Lessons learned through all of this: *don't* install Windows 10 yourself.  Get a competent computer tech to do the job instead.  Be willing to admit what you don't know, and get help where and when needed.  Be very specific and upfront in telling specifically what you want done, as well as what you don't want done in terms of changes to how the computer operates.  Don't use computer technicians who also advertise on their business card that they drive customers around and are Facilitators (personal assistants).  "And more. . . " is a dead giveaway phrase on a business card that the provider doesn't care what kind of job they do, they just want to work. . . and most of all, get paid.  Once you find a competent computer technician, keep using them.  

The reason why computer tech guy #1 didn't get further work from me was that he was out of town the next time I needed him.  Besides that, he almost always wanted the work to be done at his shop.  With the Internet issues at hand, it was important to check things out where I was using the computer(s), not where it was convenient for the technician.  He only came one time to my residence, due to there being an issue connecting to the Internet and him being available that time and day to check it out.  So off to computer tech guys #2 I went.  I think I have found a reliable shop in #2, and have confidence in them that they will continue to diagnose and correct the issues at hand correctly.  

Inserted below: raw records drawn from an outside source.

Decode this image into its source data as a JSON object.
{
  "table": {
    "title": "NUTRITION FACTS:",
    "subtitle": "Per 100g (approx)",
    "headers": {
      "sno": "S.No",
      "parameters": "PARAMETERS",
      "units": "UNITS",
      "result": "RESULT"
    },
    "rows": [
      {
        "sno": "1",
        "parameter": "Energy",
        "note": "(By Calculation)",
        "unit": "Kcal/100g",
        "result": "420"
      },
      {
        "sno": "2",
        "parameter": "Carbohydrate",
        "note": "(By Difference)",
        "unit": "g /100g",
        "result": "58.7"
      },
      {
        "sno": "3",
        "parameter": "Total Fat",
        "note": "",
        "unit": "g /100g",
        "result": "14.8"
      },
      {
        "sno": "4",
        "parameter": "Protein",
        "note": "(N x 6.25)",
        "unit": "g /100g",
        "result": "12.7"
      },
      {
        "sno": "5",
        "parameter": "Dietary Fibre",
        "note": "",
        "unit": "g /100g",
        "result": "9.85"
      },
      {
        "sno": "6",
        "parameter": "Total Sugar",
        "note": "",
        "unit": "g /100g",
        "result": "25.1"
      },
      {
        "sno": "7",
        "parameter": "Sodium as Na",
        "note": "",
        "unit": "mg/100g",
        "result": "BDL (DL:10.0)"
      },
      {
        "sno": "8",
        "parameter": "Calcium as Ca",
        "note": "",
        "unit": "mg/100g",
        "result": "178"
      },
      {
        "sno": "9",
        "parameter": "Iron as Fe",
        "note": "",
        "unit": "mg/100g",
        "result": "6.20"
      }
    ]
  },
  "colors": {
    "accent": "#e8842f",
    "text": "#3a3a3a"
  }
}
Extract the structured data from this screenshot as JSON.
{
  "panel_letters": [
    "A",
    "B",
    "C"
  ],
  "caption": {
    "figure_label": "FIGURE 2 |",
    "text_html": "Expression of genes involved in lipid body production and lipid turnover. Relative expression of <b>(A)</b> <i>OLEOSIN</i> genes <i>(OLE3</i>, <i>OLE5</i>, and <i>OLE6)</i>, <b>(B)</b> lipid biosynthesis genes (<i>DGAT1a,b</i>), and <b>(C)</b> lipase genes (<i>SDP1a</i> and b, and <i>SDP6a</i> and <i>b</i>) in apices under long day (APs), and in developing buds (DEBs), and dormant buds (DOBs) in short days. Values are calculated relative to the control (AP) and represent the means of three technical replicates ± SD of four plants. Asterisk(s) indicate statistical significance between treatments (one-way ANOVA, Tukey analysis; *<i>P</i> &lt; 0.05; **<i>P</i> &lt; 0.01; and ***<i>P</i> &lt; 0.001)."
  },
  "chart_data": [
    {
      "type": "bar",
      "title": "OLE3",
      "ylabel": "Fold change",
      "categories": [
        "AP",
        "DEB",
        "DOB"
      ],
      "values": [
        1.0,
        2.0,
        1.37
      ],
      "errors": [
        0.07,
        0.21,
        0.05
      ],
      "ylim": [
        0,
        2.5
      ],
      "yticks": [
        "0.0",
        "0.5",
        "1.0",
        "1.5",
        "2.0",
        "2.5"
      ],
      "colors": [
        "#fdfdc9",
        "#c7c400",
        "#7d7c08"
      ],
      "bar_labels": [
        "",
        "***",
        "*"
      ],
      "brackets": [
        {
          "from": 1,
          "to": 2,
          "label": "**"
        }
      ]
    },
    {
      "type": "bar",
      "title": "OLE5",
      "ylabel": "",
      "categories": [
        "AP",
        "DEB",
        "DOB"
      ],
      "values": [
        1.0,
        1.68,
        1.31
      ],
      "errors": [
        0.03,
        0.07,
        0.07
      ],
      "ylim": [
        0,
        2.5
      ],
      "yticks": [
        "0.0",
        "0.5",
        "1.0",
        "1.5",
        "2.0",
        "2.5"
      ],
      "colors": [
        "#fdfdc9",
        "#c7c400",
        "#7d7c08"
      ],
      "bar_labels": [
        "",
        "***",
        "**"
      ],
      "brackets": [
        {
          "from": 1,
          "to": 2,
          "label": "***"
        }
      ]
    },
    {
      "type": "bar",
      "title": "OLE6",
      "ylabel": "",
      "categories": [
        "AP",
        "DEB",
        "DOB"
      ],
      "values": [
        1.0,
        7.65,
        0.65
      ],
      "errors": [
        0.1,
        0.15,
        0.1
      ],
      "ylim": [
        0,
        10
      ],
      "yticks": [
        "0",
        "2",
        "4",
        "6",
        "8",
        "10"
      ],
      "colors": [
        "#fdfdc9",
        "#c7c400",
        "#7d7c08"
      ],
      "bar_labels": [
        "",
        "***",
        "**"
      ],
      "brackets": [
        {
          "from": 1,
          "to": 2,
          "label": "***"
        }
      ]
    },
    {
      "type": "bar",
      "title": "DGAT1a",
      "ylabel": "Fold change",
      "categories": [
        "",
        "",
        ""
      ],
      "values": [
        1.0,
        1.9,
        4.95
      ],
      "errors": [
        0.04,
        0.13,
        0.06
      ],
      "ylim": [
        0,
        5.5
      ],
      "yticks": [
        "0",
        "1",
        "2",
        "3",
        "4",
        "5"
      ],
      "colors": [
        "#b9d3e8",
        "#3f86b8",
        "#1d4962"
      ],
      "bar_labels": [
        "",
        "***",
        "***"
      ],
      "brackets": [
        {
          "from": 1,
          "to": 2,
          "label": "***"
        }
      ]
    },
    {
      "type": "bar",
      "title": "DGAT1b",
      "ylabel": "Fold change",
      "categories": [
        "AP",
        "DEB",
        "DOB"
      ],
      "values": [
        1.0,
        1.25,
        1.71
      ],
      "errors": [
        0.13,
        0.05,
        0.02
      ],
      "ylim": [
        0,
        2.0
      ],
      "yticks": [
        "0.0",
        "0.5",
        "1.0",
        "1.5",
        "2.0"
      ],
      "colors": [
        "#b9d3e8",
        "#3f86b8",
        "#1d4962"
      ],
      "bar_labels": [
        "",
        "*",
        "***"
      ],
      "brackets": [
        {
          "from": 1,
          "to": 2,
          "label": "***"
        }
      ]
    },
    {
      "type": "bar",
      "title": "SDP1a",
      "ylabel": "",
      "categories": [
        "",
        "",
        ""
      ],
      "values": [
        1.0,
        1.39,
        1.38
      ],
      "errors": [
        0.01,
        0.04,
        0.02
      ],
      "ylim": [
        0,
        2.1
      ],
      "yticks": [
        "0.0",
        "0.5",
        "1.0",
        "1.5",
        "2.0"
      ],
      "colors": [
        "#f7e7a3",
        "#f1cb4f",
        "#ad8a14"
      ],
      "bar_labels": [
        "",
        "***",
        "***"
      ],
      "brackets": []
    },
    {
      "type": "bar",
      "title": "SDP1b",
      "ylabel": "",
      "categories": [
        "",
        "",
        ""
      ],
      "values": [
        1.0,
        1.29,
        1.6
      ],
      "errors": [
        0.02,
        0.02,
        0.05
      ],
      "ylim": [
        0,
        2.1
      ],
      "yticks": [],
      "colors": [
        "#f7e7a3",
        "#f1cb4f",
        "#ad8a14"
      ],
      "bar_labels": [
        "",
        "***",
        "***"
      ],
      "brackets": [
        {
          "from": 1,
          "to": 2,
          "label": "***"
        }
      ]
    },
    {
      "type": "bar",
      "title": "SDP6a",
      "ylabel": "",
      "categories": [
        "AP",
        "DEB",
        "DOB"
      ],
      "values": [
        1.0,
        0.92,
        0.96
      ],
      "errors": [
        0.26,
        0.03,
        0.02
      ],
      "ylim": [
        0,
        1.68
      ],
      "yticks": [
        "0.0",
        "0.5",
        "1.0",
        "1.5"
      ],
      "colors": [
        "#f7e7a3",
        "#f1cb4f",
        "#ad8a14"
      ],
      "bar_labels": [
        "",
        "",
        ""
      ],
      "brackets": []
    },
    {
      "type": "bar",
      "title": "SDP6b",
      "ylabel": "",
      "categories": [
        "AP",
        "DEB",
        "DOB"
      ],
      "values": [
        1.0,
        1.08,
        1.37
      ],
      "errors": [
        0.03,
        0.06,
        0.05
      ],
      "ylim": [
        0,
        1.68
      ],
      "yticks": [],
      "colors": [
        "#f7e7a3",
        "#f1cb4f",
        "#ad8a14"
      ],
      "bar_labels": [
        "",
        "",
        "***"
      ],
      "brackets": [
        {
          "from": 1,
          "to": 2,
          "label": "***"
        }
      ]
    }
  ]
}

As you can see, we have several backlogged issues relating to computer operation that needs to be dealt with ASAP, no thanks to computer tech guy #3, who actually through all of this ended up costing us more money that what we paid him.  Expensive lessons, to be sure.  Not to mention at the very beginning of all of this trouble, we had to get the laptop cleaned up inside and get some loose wires reconnected due to - you guessed it - the inability to use the internal touchpad mouse.  Tech guy #1 did that job, and quite well at that.  Total costs currently for computer service calls and repairs are around $200 of late.  That would be $600 or more if the same work was done in the United States.

Here in Ecuador, quality of work isn't always reliable or uniform, and there are people who don't perform the way you want them to.  It *is* the Wild Wild West here in Ecuador, and you really have to practice the saying Caveat Emptor (buyer beware).  We're living proof of that!  Learn from our experience if you choose. . . but only if you choose.